Picture: Olga Javits / Yle

On 3 November, Finland will close the Lenin Museum in Tampere: the wax statues of Lenin on a motorbike with Stalin standing next to him will be melted down. Provided for in the Moscow Peace Treaty at the end of the bloody war against the Soviet Union (1939-40), by which Finland renounced some territories in order to remain independent, the museum had been opened in 1946 in the former headquarters of the Finnish labour movement to commemorate Lenin’s historic visit to Finland in 1905. Opponents of the Tsars found refuge in Finland and Lenin was welcomed as a friend in Tampere: Finland had been ceded by Sweden to Russia in 1812 and remained a territory with relative independence.
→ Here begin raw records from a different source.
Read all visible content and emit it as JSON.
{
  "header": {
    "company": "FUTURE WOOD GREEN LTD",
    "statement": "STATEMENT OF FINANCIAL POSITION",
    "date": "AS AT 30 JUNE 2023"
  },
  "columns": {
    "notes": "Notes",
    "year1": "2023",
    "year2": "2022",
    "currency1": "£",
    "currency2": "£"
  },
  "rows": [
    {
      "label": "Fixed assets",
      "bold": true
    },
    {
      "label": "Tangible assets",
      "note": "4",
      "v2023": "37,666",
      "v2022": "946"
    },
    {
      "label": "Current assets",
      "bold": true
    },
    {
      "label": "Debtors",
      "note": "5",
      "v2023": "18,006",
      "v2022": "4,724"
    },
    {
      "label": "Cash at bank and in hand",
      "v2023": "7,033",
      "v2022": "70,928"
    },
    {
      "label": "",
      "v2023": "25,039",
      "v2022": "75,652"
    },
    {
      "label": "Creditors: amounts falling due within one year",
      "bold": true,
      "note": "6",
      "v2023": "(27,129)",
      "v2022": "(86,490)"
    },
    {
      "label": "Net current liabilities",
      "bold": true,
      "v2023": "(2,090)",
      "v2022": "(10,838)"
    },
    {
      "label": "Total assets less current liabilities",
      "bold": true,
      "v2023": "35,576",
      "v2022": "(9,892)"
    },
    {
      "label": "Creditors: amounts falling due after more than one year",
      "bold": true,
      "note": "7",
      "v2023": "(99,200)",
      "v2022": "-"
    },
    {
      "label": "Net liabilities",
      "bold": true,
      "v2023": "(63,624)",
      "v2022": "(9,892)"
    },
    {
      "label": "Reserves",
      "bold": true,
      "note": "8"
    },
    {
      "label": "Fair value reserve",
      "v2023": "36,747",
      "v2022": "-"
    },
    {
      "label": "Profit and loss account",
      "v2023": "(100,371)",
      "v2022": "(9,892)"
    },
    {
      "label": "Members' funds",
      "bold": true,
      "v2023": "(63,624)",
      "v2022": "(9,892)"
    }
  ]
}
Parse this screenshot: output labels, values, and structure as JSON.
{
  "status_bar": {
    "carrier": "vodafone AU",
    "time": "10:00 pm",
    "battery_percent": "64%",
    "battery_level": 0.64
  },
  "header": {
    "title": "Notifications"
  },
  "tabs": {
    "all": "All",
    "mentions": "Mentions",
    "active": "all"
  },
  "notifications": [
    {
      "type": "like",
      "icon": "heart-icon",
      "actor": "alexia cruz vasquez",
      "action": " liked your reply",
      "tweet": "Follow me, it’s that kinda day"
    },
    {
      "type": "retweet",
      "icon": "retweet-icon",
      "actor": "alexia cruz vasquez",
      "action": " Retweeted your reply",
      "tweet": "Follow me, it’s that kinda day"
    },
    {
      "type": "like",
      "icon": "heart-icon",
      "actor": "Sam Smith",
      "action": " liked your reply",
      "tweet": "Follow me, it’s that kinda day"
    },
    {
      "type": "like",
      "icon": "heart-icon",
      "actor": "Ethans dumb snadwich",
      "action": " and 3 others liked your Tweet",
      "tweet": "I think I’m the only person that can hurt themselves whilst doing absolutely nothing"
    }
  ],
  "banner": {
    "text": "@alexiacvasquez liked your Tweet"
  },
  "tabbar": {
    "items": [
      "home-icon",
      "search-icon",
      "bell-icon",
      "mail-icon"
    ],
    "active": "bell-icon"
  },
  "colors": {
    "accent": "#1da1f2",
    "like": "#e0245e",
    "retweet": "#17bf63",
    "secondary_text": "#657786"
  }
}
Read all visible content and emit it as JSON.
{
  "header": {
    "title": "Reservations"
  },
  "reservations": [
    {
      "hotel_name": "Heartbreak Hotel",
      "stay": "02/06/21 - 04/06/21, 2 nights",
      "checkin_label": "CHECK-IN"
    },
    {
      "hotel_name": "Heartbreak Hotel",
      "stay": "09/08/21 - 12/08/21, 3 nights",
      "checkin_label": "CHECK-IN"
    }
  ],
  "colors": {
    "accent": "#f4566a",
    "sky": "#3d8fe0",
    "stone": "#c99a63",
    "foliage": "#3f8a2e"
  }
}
During the Cold War, the Tampere museum was visited by Khrushchev, Brezhnev and even Gagarin.

Picture: Lenin.fi

Lenin met Stalin for the first time in Tampere, encouraged Finnish workers to support their demands, and on a second visit in 1906 promised to fight for Finland’s independence: it was granted in 1917, but the country remained independent for only a few years. In the post-war period, the opening of the museum was also judged positively by the Finns, as a gesture of friendship: according to President Urho Keokkoen, it bore witness to ‘the good side of the Soviet Union’. Relations between the two countries had always been contradictory: neutrality had been imposed on Finland, and Helsinki was forced to make continual concessions for years due to the need to maintain good relations with the Kremlin during the Cold War. Trade was vital for the Finns, and relations of interest also gave rise to friendly ties, so that today some 150,000 citizens of Russian origin live in Finland. On 31 March 2023, Helsinki joined NATO and today Finland is building a fence along the 1,300-kilometre border with Russia. In 1991, after the end of the Soviet Union, the Lenin museums were closed everywhere, even in Moscow, and only the one in Tampere remained: the museum will undergo extensive renovation and will be reopened as ‘Nootti’, the Finnish word for a diplomatic correspondence between two countries, and dedicated to relations with the East, no longer remembering Lenin.